Crack initiated during manufacture

Safety issue number: AO-2019-039-SI-01

Safety issue description: During the manufacture of the apex pin, the initial machined profile led to unintended stress concentrations at the quench stage of the material heat treatment process that resulted in the part cracking. The crack was not removed by the final machining process.

Safety action not associated with an identified safety issue

Additional safety action Jetstar Airways

In response to this event, the operator advised it clarified non-normal operational communication guidance for ground crews in the Airport Operations Manual.

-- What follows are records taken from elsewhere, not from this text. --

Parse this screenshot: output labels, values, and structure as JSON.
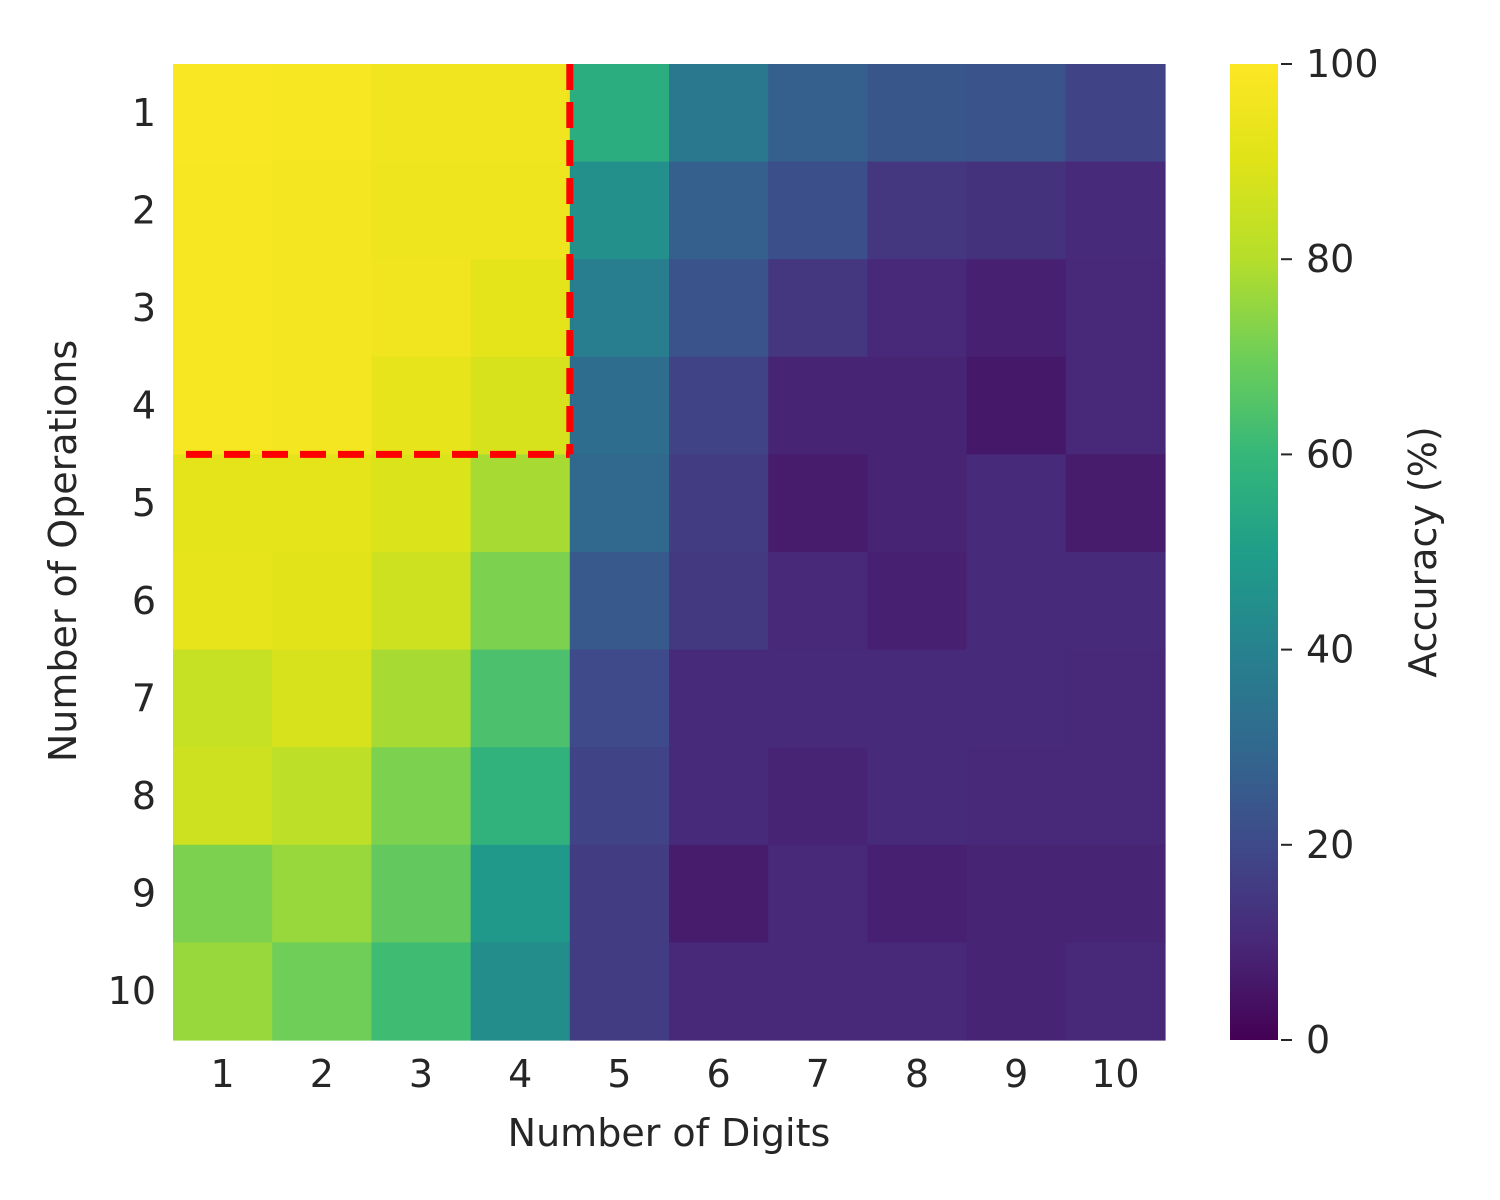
{
  "chart_data": {
    "type": "heatmap",
    "xlabel": "Number of Digits",
    "ylabel": "Number of Operations",
    "colorbar_label": "Accuracy (%)",
    "colorbar_range": [
      0,
      100
    ],
    "colorbar_ticks": [
      "0",
      "20",
      "40",
      "60",
      "80",
      "100"
    ],
    "colormap": "viridis",
    "x_categories": [
      "1",
      "2",
      "3",
      "4",
      "5",
      "6",
      "7",
      "8",
      "9",
      "10"
    ],
    "y_categories": [
      "1",
      "2",
      "3",
      "4",
      "5",
      "6",
      "7",
      "8",
      "9",
      "10"
    ],
    "values": [
      [
        99,
        98,
        96,
        96,
        56,
        36,
        27,
        24,
        23,
        18
      ],
      [
        98,
        97,
        95,
        95,
        45,
        27,
        22,
        14,
        13,
        11
      ],
      [
        98,
        97,
        96,
        92,
        38,
        23,
        14,
        10,
        8,
        10
      ],
      [
        98,
        97,
        93,
        88,
        32,
        18,
        9,
        9,
        6,
        10
      ],
      [
        92,
        92,
        89,
        78,
        30,
        16,
        7,
        9,
        11,
        7
      ],
      [
        93,
        91,
        86,
        72,
        25,
        15,
        10,
        8,
        11,
        11
      ],
      [
        84,
        88,
        78,
        64,
        20,
        11,
        11,
        11,
        11,
        10
      ],
      [
        86,
        82,
        72,
        58,
        18,
        11,
        9,
        11,
        10,
        10
      ],
      [
        72,
        76,
        68,
        48,
        16,
        7,
        10,
        8,
        9,
        9
      ],
      [
        76,
        70,
        62,
        44,
        16,
        10,
        10,
        10,
        9,
        10
      ]
    ],
    "annotation": {
      "style": "red dashed border",
      "color": "#ff0000",
      "region_x": [
        "1",
        "4"
      ],
      "region_y": [
        "1",
        "4"
      ]
    }
  }
}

This included dedicated phraseology for gaining priority on airband frequencies to relay high priority messages.

Sources of information

The sources of information during the investigation included:

• the captain of the incident flight
• Jetstar Airways Pty Ltd
• Airbus
• Safran Landing Systems
• Bureau d’Enquêtes et d’Analyses (France)
• Airservices Australia
• Sydney Airport Corporation Limited
• recorded data from the Quick Access Recorder on the aircraft.

Submissions

Under section 26 of the Transport Safety Investigation Act 2003, the ATSB may provide a draft report, on a confidential basis, to any person whom the ATSB considers appropriate. That section allows a person receiving a draft report to make submissions to the ATSB about the draft report.

A draft of this report was provided to the following directly involved parties:

• the flight crew
• Jetstar Airways Pty Ltd
• Airbus
• Safran Landing Systems
• Bureau d’Enquêtes et d’Analyses (France)
• Civil Aviation Safety Authority

Submissions were received from:

• a flight crew member
• Jetstar Airways Pty Ltd
• Airbus
• Safran Landing Systems
• Bureau d’Enquêtes et d’Analyses (France)

The submissions were reviewed and, where considered appropriate, the text of the report was amended accordingly.